Browning M1919A6 Double Size Training Model Machine Gun

During World War II, the US military had a simultaneous need to put machine guns into combat service, and also a need to train new soldiers on the operation of those machine guns. Cutting up existing guns to make demonstration models reduced the number available for field use, and the solution was to contract for the manufacture of 200% scale fully functional (except for actually firing) cutaway models of the main service weapons. This is one such example of a Browning M1919A6 model (similar models of the M1 Garand, M1 Carbine, and M1918A2 BAR were also made).

Made by the Reflectone Corporation of Connecticut, these models are actually quite remarkably well made. Every part is a proper functioning copy of the real version, including springs reduced in strength to make the parts easy to operate, but allowing them to behave as a real gun would. With a model like this, a whole class of trainees could be instructed on various tasks relating to the gun, from basic loading and firing to complex malfunction clearance and complete detail stripping. They are typically relegated to hanging (inevitably covered in dust) from the ceilings of cluttered gun shops, but they are actually quite interesting and sophisticated devices.

Oh, and note that while this appears to be an M1919A4 without stock or bipod, it was actually made with the barrel profile of an A6, and the stock and bipod left off because they are mechanically irrelevant to training.

16 Comments

  1. Even reading the description text first and knowing what was coming, seeing you sitting there behind that*enormous* gun was startling. 🙂

  2. Some, but not all, zinc die castings of that era were prone to internal corrosion which variously lead to them swelling, cracking or crumbling.

    This turned out to be due to traces of lead in some batches of zinc (their ores usually occur together).

    Lead is very slightly soluble in molten zinc, but during crystallization it remains in the melted portion until the very end and ends up at grain boundaries and intersections of several grain boundaries, where its lower​physical strength results in reduced strength for the whole body of the metal, and in the presence of moisture and chemicals in the air it’s lower​ chemical reactivity sets up an electric cell with the zinc, causing internal corrosion of the casting.

    Once the cause of the problem was discovered, die casters went to using distilled zinc of several nines % purity.

    Not all die castings, even from the same makers, suffer from this, so, without looking closely, there’s no way to know if the process is going on in the instructional model, but it is something to be aware of.

  3. I remember large cutaway trainers in an local Army/Navy store in my youth. Which was a long time ago

    • You a Memphis boy per chance? The downtown army-navy store there had a 1919a4 and a BAR…perhaps one of the others as well…..and a Honest John nuclear missile (sans warhead) hanging from the ceiling down the center aisle!

  4. Admittedly I’m an idiot, but was nobody else’s first thought “WHY IS IAN TINY? WHAT HAVE THEY DONE TO HIM? IS THIS WHAT CORROSIVE PRIMERS DO?”

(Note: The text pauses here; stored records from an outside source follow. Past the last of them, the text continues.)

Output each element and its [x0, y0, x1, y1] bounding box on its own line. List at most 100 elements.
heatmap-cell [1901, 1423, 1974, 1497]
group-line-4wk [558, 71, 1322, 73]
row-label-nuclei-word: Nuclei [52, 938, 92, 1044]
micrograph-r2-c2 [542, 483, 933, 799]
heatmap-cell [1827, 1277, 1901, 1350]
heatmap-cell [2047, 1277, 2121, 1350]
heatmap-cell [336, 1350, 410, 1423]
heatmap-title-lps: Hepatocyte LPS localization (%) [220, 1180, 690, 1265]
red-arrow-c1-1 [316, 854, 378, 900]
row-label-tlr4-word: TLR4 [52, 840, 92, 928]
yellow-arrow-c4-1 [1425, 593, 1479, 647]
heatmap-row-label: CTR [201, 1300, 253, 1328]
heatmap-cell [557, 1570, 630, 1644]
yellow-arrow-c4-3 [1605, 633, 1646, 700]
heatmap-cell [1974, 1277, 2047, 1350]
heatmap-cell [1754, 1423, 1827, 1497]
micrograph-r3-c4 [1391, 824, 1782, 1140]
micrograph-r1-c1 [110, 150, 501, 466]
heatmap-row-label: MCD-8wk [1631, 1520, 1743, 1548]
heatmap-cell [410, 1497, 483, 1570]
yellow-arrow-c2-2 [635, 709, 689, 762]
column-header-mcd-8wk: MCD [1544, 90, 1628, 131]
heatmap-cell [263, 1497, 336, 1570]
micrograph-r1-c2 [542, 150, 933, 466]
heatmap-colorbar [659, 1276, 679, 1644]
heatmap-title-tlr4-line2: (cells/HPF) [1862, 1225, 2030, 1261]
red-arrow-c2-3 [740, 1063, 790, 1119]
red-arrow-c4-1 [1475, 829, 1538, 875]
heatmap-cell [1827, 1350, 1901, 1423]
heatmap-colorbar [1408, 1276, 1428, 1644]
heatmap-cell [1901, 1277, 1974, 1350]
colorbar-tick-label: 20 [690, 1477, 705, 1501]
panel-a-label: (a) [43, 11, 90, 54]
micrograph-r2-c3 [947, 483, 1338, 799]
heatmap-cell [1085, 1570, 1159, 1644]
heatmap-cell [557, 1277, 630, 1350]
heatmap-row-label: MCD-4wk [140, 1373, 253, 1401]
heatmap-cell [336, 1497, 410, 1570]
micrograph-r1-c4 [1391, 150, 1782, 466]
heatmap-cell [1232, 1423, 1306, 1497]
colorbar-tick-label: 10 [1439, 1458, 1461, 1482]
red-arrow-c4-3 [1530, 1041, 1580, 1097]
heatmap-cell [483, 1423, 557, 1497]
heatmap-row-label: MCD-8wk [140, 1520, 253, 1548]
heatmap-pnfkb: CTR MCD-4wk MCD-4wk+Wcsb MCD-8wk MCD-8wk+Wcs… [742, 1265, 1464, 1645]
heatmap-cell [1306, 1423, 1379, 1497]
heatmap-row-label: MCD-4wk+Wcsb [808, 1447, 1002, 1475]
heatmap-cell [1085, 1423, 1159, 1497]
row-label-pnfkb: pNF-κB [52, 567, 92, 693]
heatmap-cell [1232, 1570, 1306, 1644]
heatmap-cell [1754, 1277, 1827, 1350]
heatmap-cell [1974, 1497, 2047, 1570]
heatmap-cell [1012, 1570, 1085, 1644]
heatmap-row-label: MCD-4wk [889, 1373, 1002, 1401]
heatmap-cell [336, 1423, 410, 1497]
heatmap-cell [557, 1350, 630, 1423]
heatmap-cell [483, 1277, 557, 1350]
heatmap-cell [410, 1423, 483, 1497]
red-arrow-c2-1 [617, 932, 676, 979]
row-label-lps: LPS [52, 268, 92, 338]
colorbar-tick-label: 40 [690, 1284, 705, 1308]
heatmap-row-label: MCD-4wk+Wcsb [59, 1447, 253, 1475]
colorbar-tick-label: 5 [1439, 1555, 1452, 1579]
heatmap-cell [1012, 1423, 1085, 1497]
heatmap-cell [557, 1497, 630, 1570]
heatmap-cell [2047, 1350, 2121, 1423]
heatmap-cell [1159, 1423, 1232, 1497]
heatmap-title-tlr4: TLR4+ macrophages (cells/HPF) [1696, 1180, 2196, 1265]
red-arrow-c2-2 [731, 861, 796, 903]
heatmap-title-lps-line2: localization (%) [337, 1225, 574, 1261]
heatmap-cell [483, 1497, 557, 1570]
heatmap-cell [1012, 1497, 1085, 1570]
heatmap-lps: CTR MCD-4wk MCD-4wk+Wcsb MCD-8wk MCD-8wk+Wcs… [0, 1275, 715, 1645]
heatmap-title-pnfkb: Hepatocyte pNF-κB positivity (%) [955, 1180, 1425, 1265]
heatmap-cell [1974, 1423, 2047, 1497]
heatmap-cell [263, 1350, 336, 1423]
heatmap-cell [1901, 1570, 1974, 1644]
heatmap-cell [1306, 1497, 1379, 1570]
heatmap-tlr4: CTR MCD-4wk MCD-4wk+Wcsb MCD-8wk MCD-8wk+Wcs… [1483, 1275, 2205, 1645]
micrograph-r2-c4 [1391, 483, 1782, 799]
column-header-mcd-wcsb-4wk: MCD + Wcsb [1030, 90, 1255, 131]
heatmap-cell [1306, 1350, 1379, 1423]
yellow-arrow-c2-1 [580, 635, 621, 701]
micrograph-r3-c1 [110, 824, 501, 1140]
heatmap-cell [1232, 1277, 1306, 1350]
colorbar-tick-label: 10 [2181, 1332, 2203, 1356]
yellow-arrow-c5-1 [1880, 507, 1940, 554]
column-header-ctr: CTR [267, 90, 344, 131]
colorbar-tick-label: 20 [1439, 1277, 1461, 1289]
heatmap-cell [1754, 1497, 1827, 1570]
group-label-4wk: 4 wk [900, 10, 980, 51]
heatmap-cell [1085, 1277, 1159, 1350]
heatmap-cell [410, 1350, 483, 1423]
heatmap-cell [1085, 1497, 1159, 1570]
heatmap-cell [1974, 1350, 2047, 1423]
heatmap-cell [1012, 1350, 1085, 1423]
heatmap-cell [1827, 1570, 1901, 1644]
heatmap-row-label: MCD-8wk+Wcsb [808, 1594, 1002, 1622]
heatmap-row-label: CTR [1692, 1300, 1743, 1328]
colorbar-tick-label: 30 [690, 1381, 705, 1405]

  5. I just sold my large trainer M1919a4 much like the one you have demonstrated but with a belt of linked 15 original trainer non-firering ammo for the gun. While they are nice they take up a LOT of room. Harry

  6. Is a 2x sized BMG cutaway considered a “firearm” or “machine gun”? Or is it considered inert/demilled/nonfunctional? Do you need an FFL to purchase one? I don’t have the money or space for one, but sure would be fun to have mounted on a tripod in the living room!!